The whole thing with dub jobs these days isn't editing - sure, there are examples of shows that got butchered to cater to a younger demographic, but generally speaking, companies now realize which shows go to which demographic and do market accordingly. The previous arguments are missing the 10-year gap between the way the market was in the late 90s and how it is today. And a lot has changed in that span of time.
The thing that irks me more are the choices for what to translate things to. That's not editing, though. For instance, let's take Bleach. Both Bleach AND Death Note were licensed, translated, and released by Viz, but there's some intrinsic need to translate 'Shinigami' to 'Soul Reaper' in Bleach, but at the same time, leave it as 'Shinigami' in Death Note? Really? Heck, even the literal 'Death God' meaning I would have settled for.
Although, I've given up on watching dubs for the most part also.

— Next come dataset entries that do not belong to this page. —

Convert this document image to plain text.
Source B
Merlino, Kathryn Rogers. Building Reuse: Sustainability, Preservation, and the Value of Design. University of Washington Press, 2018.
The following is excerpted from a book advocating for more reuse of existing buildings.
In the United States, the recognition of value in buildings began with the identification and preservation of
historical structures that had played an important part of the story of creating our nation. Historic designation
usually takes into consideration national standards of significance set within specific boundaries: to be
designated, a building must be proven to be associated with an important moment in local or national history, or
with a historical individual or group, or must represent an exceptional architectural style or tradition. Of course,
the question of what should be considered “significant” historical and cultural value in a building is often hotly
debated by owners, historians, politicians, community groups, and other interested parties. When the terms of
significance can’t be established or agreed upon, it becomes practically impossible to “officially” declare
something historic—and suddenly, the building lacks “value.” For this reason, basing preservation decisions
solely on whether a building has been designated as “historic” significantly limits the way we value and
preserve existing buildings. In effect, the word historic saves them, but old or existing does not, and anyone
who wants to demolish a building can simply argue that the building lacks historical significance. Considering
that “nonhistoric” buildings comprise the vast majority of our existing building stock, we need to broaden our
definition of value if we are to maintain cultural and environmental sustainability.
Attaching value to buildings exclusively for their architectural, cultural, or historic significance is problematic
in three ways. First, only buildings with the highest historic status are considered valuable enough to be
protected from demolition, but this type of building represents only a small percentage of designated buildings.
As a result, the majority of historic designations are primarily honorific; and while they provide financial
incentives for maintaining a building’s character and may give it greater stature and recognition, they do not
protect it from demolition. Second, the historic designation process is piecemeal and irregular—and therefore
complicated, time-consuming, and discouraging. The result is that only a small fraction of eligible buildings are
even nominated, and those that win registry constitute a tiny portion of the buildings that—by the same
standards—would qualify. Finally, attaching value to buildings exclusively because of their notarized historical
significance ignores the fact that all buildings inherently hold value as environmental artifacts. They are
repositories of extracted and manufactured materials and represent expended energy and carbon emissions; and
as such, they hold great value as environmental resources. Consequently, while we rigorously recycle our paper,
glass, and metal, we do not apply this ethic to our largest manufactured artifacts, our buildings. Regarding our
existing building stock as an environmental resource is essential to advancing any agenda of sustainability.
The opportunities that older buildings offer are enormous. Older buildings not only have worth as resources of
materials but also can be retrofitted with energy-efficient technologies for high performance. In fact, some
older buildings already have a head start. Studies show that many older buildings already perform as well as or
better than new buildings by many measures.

Not because of editing, or [lack of] acting ability (except on occasion), but because the talent pool for the English companies is so small that I'm just sick and tired of hearing the exact same people over and over and over again. At least with the Japanese originals there's A) a far larger talent pool and B) the distinctive actors have to be really distinctive for me to recognize their voices enough to link them back to another role. It also doesn't help that my sisters get so annoyingly ga-ga over a few of the English voice actors - which certainly doesn't help my growing irritation with the whole thing.
To put it shortly, I carefully choose which series I want to watch before I even watch them, so I don't have a running list for 'worsts'. Although what little of Weiss Kreuz I saw was pretty awful (the only redeeming part of that was that the included dub bloopers were funny, but that can't really atone for the series itself).